Jove, $6.99, ISBN 0-515-13292-6
Historical Romance, 2002
Circe Hill is an artist. Or so she tries to bluff me into believing. The artistry, or non-artistry, of Circe is yet another “personality trait” of hers, along with this irritating tendency to live only for her sister’s husband’s oh so handsome I-luv-him-4eva best friend and this tendency to feel guilt for the smallest, slightest things in the world – all these non-character-development only makes Circe the Regency-era Britney Spears.
Circe Hill. She’s hot. She’s sexy, but she’s a – uh huh – virgin. She tantalizes and teases, but it’s all an innocent act. And when she opens her mouth, the most stupid stuff comes out, and when she acts, she plunges straight into trouble.
Probably thirteen-year old girls living for one-sided love stories where it’s okay that sexy hunk lie and all, as long as in the end they live together happily ever after, et cetera, these girls may love Lady in Waiting better. Me, even blasting at full volume the West Side Story soundtrack and me going “I wanna be in America!” in horrible faux ghetto accent can’t remove the numbing boredom this story inflicted on me. (The neighbors probably hate me now though.)
Circe’s sister gets her own story in last year’s Dear Impostor. Psyche, the sister, married one Gabriel Sinclair as a result of suffering to pay off Circe’s art tuition fees and stuff. If I’m Psyche, I’ll be fuming mad, because Circe doesn’t even lift a brush in this story. If I worked my butt off to pay for someone’s education, that someone better become the new Picasso or die paying me back my money at high interest rates.
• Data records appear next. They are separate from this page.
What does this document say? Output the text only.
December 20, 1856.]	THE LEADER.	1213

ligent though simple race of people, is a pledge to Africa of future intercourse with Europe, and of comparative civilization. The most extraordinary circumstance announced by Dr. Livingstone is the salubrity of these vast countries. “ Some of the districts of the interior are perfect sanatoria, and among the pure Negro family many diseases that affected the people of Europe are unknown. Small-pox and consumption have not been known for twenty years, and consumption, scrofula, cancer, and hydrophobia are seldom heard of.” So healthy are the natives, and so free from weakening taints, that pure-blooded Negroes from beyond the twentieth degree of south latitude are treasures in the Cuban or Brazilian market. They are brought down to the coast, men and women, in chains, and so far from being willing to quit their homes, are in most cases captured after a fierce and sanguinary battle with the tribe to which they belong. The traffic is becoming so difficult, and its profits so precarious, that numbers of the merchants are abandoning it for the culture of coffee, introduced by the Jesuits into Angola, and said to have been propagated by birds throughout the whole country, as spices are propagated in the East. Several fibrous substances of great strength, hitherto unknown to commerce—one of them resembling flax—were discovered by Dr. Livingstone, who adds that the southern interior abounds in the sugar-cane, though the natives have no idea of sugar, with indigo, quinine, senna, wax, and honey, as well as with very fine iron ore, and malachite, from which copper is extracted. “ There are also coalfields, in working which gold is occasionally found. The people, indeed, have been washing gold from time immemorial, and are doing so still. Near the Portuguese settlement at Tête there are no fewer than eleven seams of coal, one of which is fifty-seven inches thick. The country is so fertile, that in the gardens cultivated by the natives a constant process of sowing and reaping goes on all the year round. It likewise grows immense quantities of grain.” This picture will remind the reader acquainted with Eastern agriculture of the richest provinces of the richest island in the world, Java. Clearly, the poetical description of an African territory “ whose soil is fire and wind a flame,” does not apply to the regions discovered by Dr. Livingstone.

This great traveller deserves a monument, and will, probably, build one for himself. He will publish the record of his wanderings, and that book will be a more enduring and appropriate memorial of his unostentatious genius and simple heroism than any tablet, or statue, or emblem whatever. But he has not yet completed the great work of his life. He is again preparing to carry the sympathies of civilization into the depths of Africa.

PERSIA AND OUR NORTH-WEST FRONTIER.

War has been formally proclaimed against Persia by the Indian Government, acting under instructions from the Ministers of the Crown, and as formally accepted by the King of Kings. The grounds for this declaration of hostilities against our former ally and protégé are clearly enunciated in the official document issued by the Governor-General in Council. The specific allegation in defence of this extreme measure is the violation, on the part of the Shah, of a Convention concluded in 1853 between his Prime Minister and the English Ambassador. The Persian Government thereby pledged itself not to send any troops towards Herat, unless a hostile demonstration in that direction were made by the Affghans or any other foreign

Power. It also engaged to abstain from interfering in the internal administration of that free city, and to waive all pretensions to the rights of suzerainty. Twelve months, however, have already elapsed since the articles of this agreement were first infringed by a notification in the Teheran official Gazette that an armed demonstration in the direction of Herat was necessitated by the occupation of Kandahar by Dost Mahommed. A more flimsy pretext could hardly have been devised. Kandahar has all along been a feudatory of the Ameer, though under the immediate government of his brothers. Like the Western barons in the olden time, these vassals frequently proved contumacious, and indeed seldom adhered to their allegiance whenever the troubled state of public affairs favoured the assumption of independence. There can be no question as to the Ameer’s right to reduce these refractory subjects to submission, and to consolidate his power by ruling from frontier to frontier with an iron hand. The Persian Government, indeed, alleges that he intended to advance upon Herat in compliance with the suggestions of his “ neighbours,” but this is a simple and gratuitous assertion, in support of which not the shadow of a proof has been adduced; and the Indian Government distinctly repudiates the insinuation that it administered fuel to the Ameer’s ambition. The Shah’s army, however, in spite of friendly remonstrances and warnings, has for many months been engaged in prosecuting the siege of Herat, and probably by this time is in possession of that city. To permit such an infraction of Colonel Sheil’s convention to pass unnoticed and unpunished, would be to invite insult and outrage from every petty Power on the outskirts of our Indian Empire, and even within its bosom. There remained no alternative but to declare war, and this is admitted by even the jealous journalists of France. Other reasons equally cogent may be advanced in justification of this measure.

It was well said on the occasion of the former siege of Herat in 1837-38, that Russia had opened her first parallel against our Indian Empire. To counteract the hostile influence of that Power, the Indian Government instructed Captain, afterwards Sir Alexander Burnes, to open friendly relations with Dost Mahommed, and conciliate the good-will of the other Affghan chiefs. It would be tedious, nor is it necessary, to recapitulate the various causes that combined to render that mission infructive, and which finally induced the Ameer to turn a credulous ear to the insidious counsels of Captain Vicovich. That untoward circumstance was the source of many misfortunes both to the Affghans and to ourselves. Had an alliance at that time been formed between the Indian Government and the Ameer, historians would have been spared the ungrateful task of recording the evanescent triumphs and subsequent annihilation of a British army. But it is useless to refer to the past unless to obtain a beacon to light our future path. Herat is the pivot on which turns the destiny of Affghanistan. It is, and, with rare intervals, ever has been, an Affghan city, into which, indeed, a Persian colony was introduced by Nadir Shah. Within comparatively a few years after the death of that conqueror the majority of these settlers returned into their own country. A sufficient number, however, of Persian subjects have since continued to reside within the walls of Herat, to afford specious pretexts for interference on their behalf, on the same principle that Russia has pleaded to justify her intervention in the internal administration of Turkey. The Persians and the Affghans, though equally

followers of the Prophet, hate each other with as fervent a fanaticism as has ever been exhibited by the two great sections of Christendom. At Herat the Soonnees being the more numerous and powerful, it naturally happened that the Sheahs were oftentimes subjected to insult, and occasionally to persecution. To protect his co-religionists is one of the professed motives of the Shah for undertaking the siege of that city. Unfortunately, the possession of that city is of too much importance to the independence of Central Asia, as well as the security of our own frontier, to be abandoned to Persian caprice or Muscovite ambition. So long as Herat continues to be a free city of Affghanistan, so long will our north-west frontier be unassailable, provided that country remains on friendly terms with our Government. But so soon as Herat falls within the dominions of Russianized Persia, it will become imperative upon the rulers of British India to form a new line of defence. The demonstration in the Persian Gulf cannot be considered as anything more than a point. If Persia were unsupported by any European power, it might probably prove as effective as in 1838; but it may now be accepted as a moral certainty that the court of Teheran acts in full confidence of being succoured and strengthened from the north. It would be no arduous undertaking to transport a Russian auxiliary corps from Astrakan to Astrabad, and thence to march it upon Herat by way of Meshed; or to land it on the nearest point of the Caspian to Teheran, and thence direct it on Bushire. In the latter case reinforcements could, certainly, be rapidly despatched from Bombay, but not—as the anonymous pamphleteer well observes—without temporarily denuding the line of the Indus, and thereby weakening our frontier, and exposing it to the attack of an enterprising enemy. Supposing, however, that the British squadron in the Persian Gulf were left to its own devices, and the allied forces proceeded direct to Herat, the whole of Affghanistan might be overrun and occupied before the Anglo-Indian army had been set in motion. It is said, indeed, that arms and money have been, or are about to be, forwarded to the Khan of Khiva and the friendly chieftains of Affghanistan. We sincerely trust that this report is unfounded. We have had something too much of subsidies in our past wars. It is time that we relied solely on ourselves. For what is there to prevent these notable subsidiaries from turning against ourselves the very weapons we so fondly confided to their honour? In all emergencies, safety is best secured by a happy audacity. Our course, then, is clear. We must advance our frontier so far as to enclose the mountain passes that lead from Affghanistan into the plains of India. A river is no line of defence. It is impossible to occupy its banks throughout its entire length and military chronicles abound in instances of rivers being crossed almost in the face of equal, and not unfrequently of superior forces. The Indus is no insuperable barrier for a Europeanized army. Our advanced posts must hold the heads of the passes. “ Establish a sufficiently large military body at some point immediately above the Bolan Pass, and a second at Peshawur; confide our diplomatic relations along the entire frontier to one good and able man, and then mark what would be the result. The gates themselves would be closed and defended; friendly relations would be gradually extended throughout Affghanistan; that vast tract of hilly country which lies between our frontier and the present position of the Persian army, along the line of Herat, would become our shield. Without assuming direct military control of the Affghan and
Anyway, here’s Circe. She’s been in love with Gabriel’s best friend David Lydford, some earl or another, and now she squeals in joy when David pretends to be her boyfriend. Yes, David’s a secret agent, and in England, romance novel England, secret agents attend balls and court women like James Bond gone Jane Austen. Still, Circe, who swears that she’s plain, she doesn’t like dancing, she doesn’t like the boring Ton stuff, even if she wants to dance with David and stand close to him and omigosh, OMIGOSH, he KISSES her, OHMIGOSH, this is, wow, so rufus and hot and I wonder if he will love her, is that flower from him, and oh, how does she know if he, like, loves her much? If he talks to her like that, is it like he wants her bad? Oh, shall she let him kiss her? Oh, pretty, pretty kisses! La, la, la, he’s like, the hottest hunk ohmigosh. OMIGOSH.
Someone please brain me with a hammer until I get amnesia.
That’s basically the story. David decides that he has the hots for Britney here at page 92. Circe thinks he’s the hottest stuff since Justin Timberlake from page 1. So what’s the conflict, you ask? That spy thing? Well, the spy thing only rears its ugly head in a rushed last few chapters, where Circe does many, many unbelievably dumb things so that David can rescue her again and again and live happily ever after forever and ever. I shudder and clutch my stomach as I ache forever and ever.
Seriously, this book is so girly, Circe just has not one ounce of common sense or maturity or even an ability to think for someone her age, the whole thing just makes me cringe. I’ve known of books which make the readers feel young again, but this book makes me feel just plain stoned.
Lady in Waiting is definitely not for readers like me who want at least a little maturity in the characters.
Oh, and Ms Byrd may want to tighten up continuity a little. There are some glaring inconsistencies in characterization and motivations in this story that could’ve been avoided if more care is exercised in post-production.